His hand still shakes from the encounter.

In the back of the vehicle he holds up the gnarled metal that almost stole his life before throwing it down with a look of disdain.

The city of Kostyantynivka - set back from the frontline but unspared from its random violence - was pummelled by air strikes last weekend.

Seven people were injured, according to the regional military administration.

A four-floor apartment building was damaged by the blast, a vast semicircle of sky replacing the space where two homes once stood.
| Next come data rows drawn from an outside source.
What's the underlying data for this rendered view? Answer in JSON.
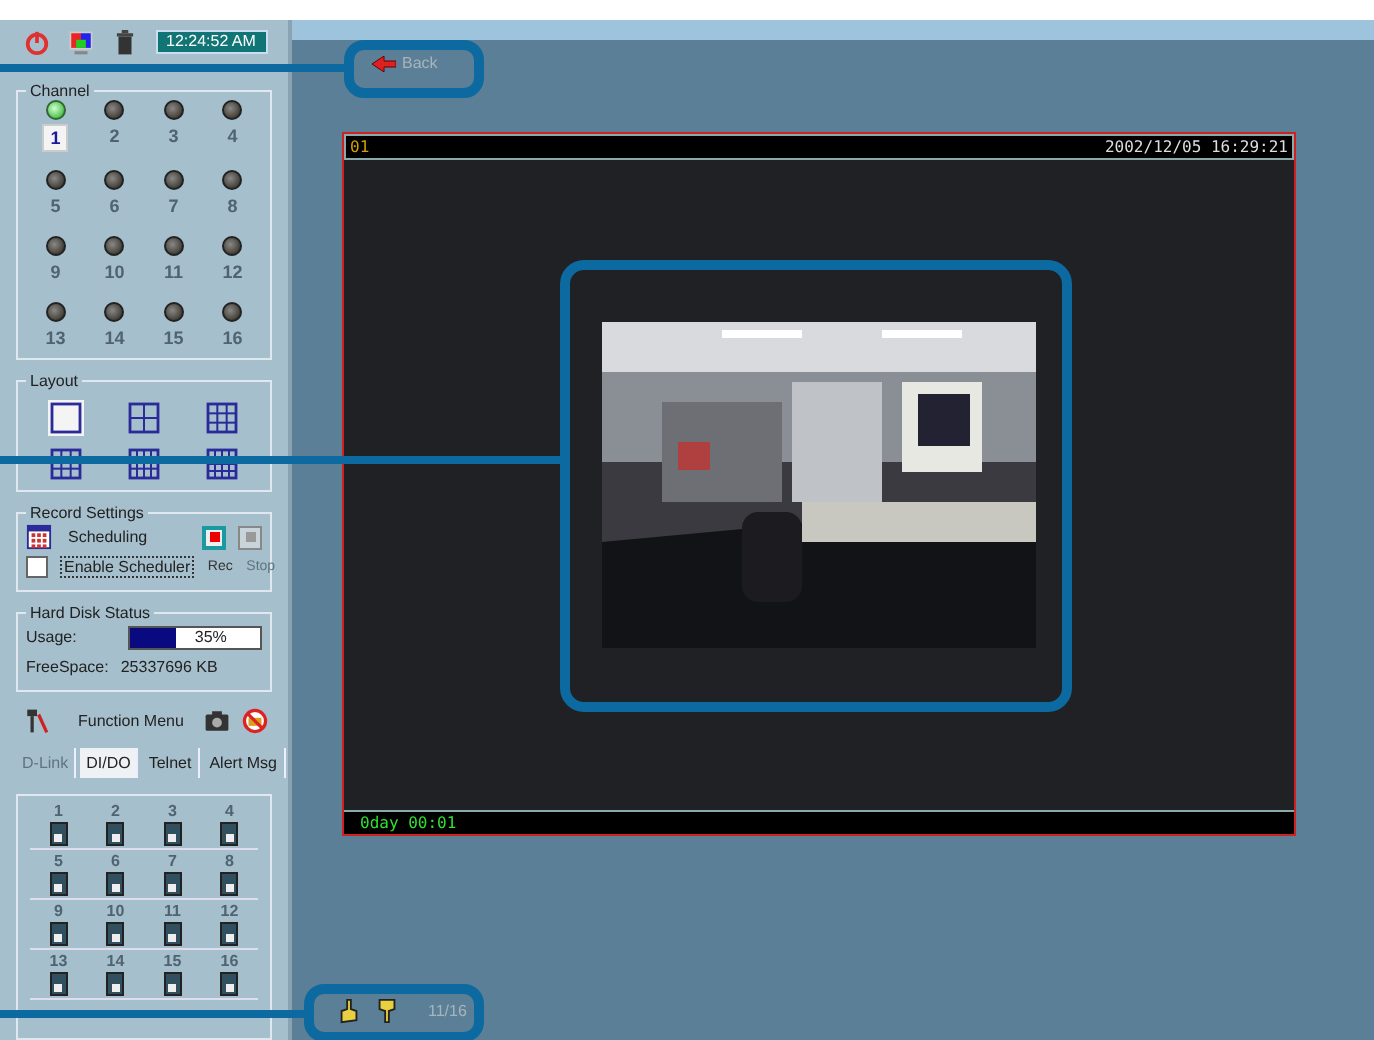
{
  "clock": "12:24:52 AM",
  "channel_panel": {
    "title": "Channel",
    "channels": [
      {
        "label": "1",
        "selected": true
      },
      {
        "label": "2",
        "selected": false
      },
      {
        "label": "3",
        "selected": false
      },
      {
        "label": "4",
        "selected": false
      },
      {
        "label": "5",
        "selected": false
      },
      {
        "label": "6",
        "selected": false
      },
      {
        "label": "7",
        "selected": false
      },
      {
        "label": "8",
        "selected": false
      },
      {
        "label": "9",
        "selected": false
      },
      {
        "label": "10",
        "selected": false
      },
      {
        "label": "11",
        "selected": false
      },
      {
        "label": "12",
        "selected": false
      },
      {
        "label": "13",
        "selected": false
      },
      {
        "label": "14",
        "selected": false
      },
      {
        "label": "15",
        "selected": false
      },
      {
        "label": "16",
        "selected": false
      }
    ]
  },
  "layout_panel": {
    "title": "Layout",
    "layouts": [
      {
        "kind": "single",
        "selected": true
      },
      {
        "kind": "quad",
        "selected": false
      },
      {
        "kind": "six",
        "selected": false
      },
      {
        "kind": "nine",
        "selected": false
      },
      {
        "kind": "twelve",
        "selected": false
      },
      {
        "kind": "sixteen",
        "selected": false
      }
    ]
  },
  "record_settings": {
    "title": "Record Settings",
    "scheduling": "Scheduling",
    "rec": {
      "label": "Rec",
      "disabled": false
    },
    "stop": {
      "label": "Stop",
      "disabled": true
    },
    "enable_scheduler": {
      "label": "Enable Scheduler",
      "checked": false
    }
  },
  "hard_disk": {
    "title": "Hard Disk Status",
    "usage_label": "Usage:",
    "level": 0.35,
    "reading": "35%",
    "free_space_label": "FreeSpace:",
    "free_space": "25337696 KB"
  },
  "function_menu": {
    "title": "Function Menu"
  },
  "tabs": [
    {
      "label": "D-Link",
      "selected": false,
      "disabled": true
    },
    {
      "label": "DI/DO",
      "selected": true,
      "disabled": false
    },
    {
      "label": "Telnet",
      "selected": false,
      "disabled": false
    },
    {
      "label": "Alert Msg",
      "selected": false,
      "disabled": false
    }
  ],
  "dido": [
    "1",
    "2",
    "3",
    "4",
    "5",
    "6",
    "7",
    "8",
    "9",
    "10",
    "11",
    "12",
    "13",
    "14",
    "15",
    "16"
  ],
  "back": "Back",
  "video": {
    "channel": "01",
    "timestamp": "2002/12/05 16:29:21",
    "elapsed": "0day 00:01",
    "kind": "picture"
  },
  "page_counter": "11/16"
}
A man lowers a sewing machine by rope from a window as residents try to salvage what they can.

Ievgeniya Iefimenko, 82, is on a dusty staircase clogged with rubble and twisted metal.

She was dozing when the twin blasts hit, one elsewhere and another one that destroyed her neighbour's flat, and halted her bedside clock at 12.24 am 5.24 am Singapore time. She said that she had gotten used to it, restless with distress, her eyes spouting tears.

She said she was thrown over there, gesturing to a wall and puzzling the ill luck that has made her homeless.

I don't know how I ended up there. I don't know how I ended up there. She weeps alone, because I have no one.

Serviceman Oleg Yashchuk recounts his near miss in an almost giddy tone on a road outside the frontline city of Soledar.

I returned from the positions and I had three or four days off, so we went to relax at the lake - barbecue, beer, nice company, he starts. A tank started shooting at us. He says it shot into the gazebo, into the water, where there were many soldiers.

We miraculously survived, all the fragments got stuck in the water, that's why we are still alive. In the distance the sounds of fresh shelling can be heard - others may not be so fortunate.